It wasn’t until the 2022 Grammys, when Jon Batiste took home five awards, including Album of the Year, that I’d even heard his name. I was late. But it was clear he was someone I needed to pay attention to.
You could say he’s genreless, though you hear the name “Jon Batiste” and jazz instantly comes to mind. It’s at the heart of his artistry as a singing, playing, directing, bandleading, and composing musician. So off the bat, I was pleased to see him gain such recognition for his work in a genre that hardly anyone listens to anymore, or that is so often sequestered to art and obviously music folk. And he’s got soul, seemingly as evident in his person as in his music; the other thing: his Southern accent. I then learned he’s a New Orleanian, born and raised in a city known for jazz in all its electrifying mixes.
New Orleans has a dress culture just as bold: loud colors, patterns, and accessories are everywhere. There’s more of that in Batiste’s style when he led the band on “The Late Show With Stephen Colbert” than today. But he still likes to dazzle a little. In a 2017 interview with the Council of Fashion Designers of America, he said of his style: “I try to represent where I come from and where I’m going. Elegant with an edge. Traditional with a twist.” In those days he wore elaborately printed and fabricated suits that no doubt shouted “bandleader,” some of which could’ve been Tom Ford, one of his then “American Fashion Favorites.” And, indeed, it’s the elegance in his style that I think stands out amongst today’s musicians.

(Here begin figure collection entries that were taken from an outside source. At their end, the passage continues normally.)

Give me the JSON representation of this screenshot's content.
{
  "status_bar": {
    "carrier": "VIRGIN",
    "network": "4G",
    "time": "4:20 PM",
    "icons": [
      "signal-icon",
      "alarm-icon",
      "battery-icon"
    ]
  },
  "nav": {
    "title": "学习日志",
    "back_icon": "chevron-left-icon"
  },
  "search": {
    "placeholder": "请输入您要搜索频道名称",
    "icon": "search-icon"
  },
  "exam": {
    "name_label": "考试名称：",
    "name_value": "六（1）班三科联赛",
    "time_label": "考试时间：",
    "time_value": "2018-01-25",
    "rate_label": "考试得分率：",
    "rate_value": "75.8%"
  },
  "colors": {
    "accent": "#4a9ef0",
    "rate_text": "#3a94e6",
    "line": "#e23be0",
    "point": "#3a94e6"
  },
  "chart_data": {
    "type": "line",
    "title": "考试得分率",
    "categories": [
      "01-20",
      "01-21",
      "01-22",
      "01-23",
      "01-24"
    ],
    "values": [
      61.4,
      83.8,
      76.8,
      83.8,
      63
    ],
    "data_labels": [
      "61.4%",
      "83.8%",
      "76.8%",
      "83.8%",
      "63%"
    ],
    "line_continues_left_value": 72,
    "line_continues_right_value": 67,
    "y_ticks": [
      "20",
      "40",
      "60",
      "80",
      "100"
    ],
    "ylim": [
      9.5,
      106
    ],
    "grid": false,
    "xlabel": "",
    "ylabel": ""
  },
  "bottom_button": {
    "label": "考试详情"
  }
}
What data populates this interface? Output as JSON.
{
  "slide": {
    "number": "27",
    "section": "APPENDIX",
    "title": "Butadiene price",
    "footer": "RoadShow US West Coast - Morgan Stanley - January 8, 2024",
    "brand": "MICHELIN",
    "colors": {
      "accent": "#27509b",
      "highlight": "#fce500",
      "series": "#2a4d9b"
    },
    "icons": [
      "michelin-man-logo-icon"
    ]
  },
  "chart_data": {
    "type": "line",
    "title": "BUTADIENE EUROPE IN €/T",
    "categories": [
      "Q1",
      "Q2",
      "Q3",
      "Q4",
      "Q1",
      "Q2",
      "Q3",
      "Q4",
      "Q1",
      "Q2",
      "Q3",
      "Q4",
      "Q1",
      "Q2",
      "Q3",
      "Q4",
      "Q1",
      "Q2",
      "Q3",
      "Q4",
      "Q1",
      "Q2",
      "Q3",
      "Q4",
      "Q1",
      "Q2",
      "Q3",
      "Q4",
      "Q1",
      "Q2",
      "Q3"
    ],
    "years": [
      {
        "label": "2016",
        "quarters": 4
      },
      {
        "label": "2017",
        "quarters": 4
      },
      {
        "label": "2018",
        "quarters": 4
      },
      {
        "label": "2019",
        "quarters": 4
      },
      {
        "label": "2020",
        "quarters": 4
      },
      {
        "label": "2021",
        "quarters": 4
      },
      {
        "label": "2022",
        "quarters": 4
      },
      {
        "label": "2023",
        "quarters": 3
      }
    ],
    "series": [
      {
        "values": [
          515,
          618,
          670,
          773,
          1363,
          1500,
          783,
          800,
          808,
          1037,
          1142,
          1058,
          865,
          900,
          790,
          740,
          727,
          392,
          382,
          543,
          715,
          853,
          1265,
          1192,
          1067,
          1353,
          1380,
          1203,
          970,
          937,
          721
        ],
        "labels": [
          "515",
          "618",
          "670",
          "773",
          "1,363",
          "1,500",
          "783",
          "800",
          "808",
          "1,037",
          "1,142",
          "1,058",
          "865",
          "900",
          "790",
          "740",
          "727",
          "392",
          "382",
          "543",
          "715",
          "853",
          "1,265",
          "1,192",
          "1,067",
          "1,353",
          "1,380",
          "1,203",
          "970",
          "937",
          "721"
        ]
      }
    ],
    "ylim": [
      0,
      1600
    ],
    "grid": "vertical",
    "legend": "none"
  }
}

But what other traditions might he be pulling from, fashioning himself in? Decorative arts historian and Parsons professor Patrick Michael Hughes dates it to the early 20th century. “At the Cotton Club, those men had distinctive style that had showmanship, but also had an elegance that was making a statement,” Hughes tells me. “I think in a lot of ways, not only because they performed predominantly to white audiences in their venues. But it was a sort of statement about arrival.” It wasn’t that, say, Duke Ellington or other jazz artists were just performing race music, but it was a part of broader American culture. “And that is when you find Black band leaders have clothing that says respect, and at the same time has a certain flash to it, a certain style, a panache,” Hughes added.
Batiste hit the 96th Annual Academy Awards red carpet in a bordeaux suit, and that night performed in a sandy suit with a stand-up collar. Both were bespoke Zegna, and perhaps figuratively bespoke the upbeat refinement of jazz style, a sense of occasion now lost in celebrity dressing. Some critics and commentators, and fashion appreciators, liked that about this year’s Met Gala: the stars wore, let’s say, the right clothes, the clothes you’d imagine someone wearing to an unstreamed, uncorporatized, unspectacular event. On the other hand, several men arrived in suits that just didn’t cut it for formal wear.
Batiste still likes Tom Ford, which he wore to this year’s Met Gala after being featured in the accompanying press rollout for Vogue and GQ. He said in a video that for him, “a dandy is somebody that celebrates the fact of living in a one-of-a-kind body, so that you can understand fully, not only the outward presentation of that individual, but the inner world, and the depth that lies within.” It works. Like the suit he wore to the prestigious affair, a black-and-white polka dot number by Haider Ackerman for Ford. Hughes says the artist’s best looks are those he’s worn off red carpets.
But to briefly revisit the Grammys, what landed for me in his response here was less his answer than the soul in it. He is, after all, an artistic director at The National Jazz Museum in Harlem. Saying that even makes it sound like he has a sort of day job. But according to stylist Raina Silberstein, he may have something more in common with us than we think. In the summer of 2023, Batiste’s team asked Raina to style him for what she recalls being described as an incredible new album. The project was “World Radio Music,” an album in which the artist fused other musical genres and featured artists such as Lil’ Wayne, NewJeans, and Kenny G, and in doing so introduced himself as a cross-genre musician.
Silberstein says he was an honest client. When they worked together, “he was open to really remixing things, looking past the [luxury] labels” and wondering if he actually liked the clothes. “It was just creating color palettes and textures and interesting silhouettes.” Silberstein was surprised to see him wearing a cardigan she’d secured for Batiste after their creative partnership.
To what extent a celebrity’s style should look natural for it to be good is amorphous and potentially unproductive, given where things are today. But the handful that can look at home in bespoke clothing and an old cardigan, or, better still, both at the same time, are of an exceptional caliber. If I had to pick, it’d be Batiste’s 2024 Grammys look I like the most. He turned up in a shimmery silver jacket-pant-skirt ensemble, wearing the best boots I’ve ever seen, stack-heeled and sharp.